In line A, there was no significant difference between the mean number of stings for alarm pheromone and paraffin when colonies were struck with a standard marble stimulus (U = 1258, p = 0.438) and when colonies were not struck with a standard marble stimulus (U = 1387, p = 0.063). The mean number of stings did not differ significantly between alarm pheromone and paraffin when colonies were struck with a standard marble stimulus (U = 1275, p = 0.363) but differed significantly when colonies were not struck with a standard marble stimulus (U = 1456, p = 0.016) in line B. We recorded significant differences in the mean number of stings between alarm pheromone and paraffin when colonies were struck with a standard marble stimulus (U = 1467, p = 0.021) and when colonies were not struck with a standard marble stimulus (U = 1611.5, p = 0.0004) in line C. In line D, the mean number of stings did not differ significantly between alarm pheromone and paraffin when colonies were struck with a standard marble stimulus (U = 1280, p = 0.348) but differed significantly when colonies were not struck with a standard marble stimulus (U = 1443.5, p = 0.027). The mean number of stings between alarm pheromone and paraffin in line E differed significantly when colonies were struck with a standard marble stimulus (U = 1432, p = 0.04) and when not struck with a standard marble stimulus (U = 1454, p = 0.024). However, no significant differences were observed between the mean number of stings for alarm pheromone (when colonies were struck with a standard marble stimulus, U = 1658, p = 0.457, and when not struck with a standard marble stimulus, U = 1472.5, p = 0.084) and paraffin (when struck with a standard marble stimulus, U = 1727.5, p = 0.705,and when not struck with a standard marble stimulus, U = 1470, p = 0.071) at 60 s and 90 s (Figure 5).

4. Discussion

Honey bee workers express behavioral responses to defend their hives against intruders (defensive behavior) [3] and equally remove dead broods and parasites and limit the spread of some diseases in the colonies [40].

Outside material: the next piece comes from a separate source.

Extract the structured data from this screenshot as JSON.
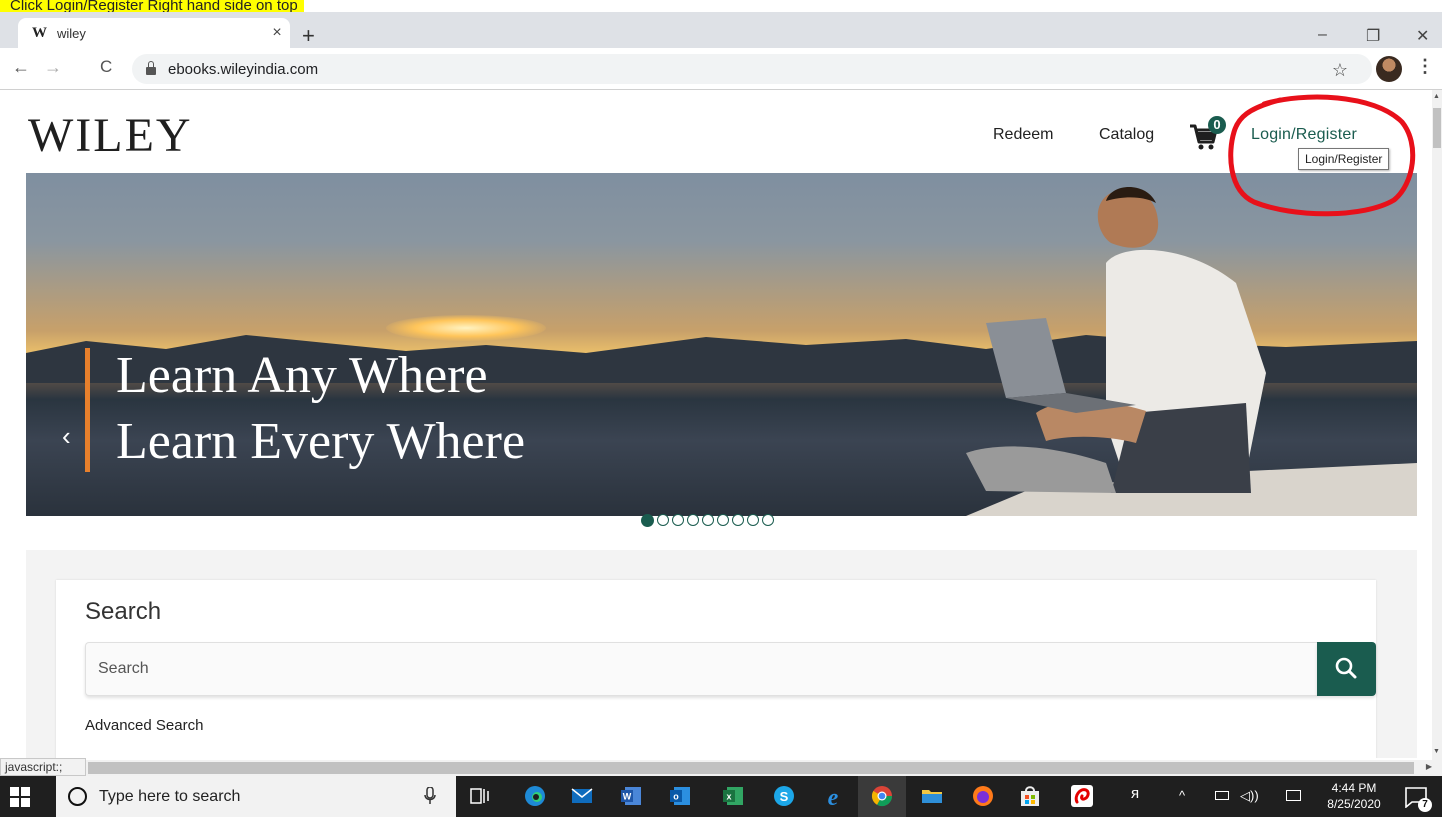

Though we found a significant difference in the time of recruitment between alarm pheromone and paraffin mixed with IPA, a mixture of paraffin and IPA recruited honey bees within the average possible time (Figure S3). Our results agree with those of Wager and Breed [41], who found that IPA led to a higher level of flight activity and recruited bees more than other components of the alarm pheromone. The present study supports the fact that IPA is a major component of the sting alarm pheromone [42,43]. However, different concentrations of IPA mixed with paraffin oil and their effect on the degree and intensity of recruitment of honey bees still need to be investigated because Lenskyet al. [44] reported that increasing levels of stinging responses of isolated bees correspond to the concentration of IPA used for stimulation. A more recent study has demonstrated that for lone bees, the efficacy of recruitment depends on the alarm pheromone level [45] though they cannot re-assess their decision after the threshold level of the pheromone.

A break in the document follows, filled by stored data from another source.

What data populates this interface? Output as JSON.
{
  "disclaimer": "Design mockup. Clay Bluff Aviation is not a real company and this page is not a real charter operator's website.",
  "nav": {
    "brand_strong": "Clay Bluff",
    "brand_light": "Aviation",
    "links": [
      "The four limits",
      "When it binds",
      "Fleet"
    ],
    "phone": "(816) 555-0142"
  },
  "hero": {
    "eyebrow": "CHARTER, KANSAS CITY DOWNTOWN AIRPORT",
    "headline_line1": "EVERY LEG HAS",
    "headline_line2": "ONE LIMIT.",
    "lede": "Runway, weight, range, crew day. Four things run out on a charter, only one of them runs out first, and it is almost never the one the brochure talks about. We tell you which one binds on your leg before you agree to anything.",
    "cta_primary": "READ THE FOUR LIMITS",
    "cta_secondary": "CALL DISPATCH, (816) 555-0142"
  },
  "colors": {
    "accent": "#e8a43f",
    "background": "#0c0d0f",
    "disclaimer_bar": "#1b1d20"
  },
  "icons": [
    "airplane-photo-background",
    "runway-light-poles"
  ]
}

Despite the combination of many chemicals to form the alarm pheromone, IPA showed the capacity to elicit defensive responses (alerting, recruiting, and attracting) in honey bees which also increased with time of exposure. Collins et al. [37] reported that IPA is probably a stimulus to elicit defensive behavior in honey bees by alerting, activating, and attracting the bees. In 1989, Collins et al. [43] found positive correlations between levels of IPA and defensive behavior in the field (number of stings) and in the laboratory. Collins and Kubasek [34] documented that the mean number of bees responding to the chemical pheromone outside the colony entrance increases with time. The marginally significant difference in the number of stings between alarm pheromone and paraffin mixed with IPA could be attributed to the multi-component of the alarm pheromone, which provided a complex signaling system to the bees. According to the results obtained by Petrov et al. [46], they hypothesized that aggressiveness in honey bees increases linearly with pheromone level.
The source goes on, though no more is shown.